Michael Winterbottom’s dramatisation of UK’s Covid response portrays Boris Johnson as buffoonish and vain yet essentially well intentioned

Michael Winterbottom’s This England is two dramas in one. All the attention has been on Kenneth Branagh’s portrayal of Boris Johnson — and there is no denying the novelty of the Belfast-born actor in a fright wig quoting Churchill, Shakespeare and Pericles.

But the six-part series (available in full to stream on Sky and Now, and beginning on Sky Atlantic at 9pm today) is also a forensic chronicling of Britain’s response to Covid-19, with Winterbottom quietly excoriating the UK government for delaying its lockdown and so ratcheting up the death toll. Here there are shades of the director’s Welcome to Sarajevo, his 1997 indictment of western indifference to war crimes in the Balkans, which reached cinemas while people were still dying in Bosnia.

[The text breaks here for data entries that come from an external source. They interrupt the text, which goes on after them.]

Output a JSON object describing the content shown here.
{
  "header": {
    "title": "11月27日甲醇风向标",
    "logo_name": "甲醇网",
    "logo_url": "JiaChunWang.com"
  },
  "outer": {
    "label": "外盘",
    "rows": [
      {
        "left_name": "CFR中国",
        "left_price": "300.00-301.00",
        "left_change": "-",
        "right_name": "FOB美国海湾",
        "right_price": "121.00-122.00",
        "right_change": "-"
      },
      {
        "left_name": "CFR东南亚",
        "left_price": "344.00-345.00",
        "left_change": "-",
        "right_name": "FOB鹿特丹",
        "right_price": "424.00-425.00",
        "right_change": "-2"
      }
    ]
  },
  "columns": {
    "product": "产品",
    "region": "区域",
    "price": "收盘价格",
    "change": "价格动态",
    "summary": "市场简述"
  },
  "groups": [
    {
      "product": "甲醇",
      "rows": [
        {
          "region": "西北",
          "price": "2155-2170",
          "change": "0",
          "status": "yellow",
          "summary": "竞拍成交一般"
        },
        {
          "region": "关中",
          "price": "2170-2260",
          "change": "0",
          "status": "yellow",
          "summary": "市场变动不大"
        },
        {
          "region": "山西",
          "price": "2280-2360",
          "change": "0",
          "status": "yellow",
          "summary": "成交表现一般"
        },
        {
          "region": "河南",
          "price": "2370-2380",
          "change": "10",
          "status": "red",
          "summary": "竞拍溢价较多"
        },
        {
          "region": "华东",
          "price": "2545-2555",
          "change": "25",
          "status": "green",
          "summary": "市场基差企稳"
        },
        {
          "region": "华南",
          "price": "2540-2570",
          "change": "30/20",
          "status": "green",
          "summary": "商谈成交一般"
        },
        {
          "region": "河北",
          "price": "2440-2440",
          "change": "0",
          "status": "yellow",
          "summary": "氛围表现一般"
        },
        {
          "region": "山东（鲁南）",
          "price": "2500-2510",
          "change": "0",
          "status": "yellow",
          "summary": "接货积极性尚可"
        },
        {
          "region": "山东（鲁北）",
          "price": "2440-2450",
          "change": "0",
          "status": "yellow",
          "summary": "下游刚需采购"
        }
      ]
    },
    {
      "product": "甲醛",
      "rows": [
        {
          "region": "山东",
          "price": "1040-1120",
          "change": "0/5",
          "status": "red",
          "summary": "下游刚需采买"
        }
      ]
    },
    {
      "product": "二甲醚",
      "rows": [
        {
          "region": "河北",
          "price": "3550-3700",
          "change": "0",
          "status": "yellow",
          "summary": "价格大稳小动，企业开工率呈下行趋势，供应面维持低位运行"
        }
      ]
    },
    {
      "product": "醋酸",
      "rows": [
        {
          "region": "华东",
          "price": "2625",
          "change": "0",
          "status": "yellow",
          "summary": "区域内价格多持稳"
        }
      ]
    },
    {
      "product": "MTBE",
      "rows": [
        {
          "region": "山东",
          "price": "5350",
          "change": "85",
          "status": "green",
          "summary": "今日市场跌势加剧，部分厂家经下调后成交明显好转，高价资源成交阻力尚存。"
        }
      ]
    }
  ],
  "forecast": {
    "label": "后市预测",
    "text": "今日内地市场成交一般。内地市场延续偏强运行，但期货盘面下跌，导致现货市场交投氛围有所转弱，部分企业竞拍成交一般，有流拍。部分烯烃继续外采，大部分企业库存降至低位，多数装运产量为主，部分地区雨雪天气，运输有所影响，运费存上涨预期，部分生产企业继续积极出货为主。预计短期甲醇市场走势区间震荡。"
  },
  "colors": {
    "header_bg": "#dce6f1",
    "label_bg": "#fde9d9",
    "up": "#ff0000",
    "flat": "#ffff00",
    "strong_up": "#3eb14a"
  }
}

As a critique of the UK government’s response to Covid, This England is unflinching. It’s also compelling television

Is it too soon for This England? That will depend on viewers’ experiences of the pandemic. For those who lost someone to the virus the answer is potentially yes. (Winterbottom reportedly started working on the drama in the summer of 2020.) That said, this isn’t the first UK drama to aim at Downing Street’s handling of the calamity — Together, the Sharon Horgan–James McAvoy two-hander on the BBC last year, was far harder-hitting — while Covid-ward documentaries were common even before the pandemic had peaked.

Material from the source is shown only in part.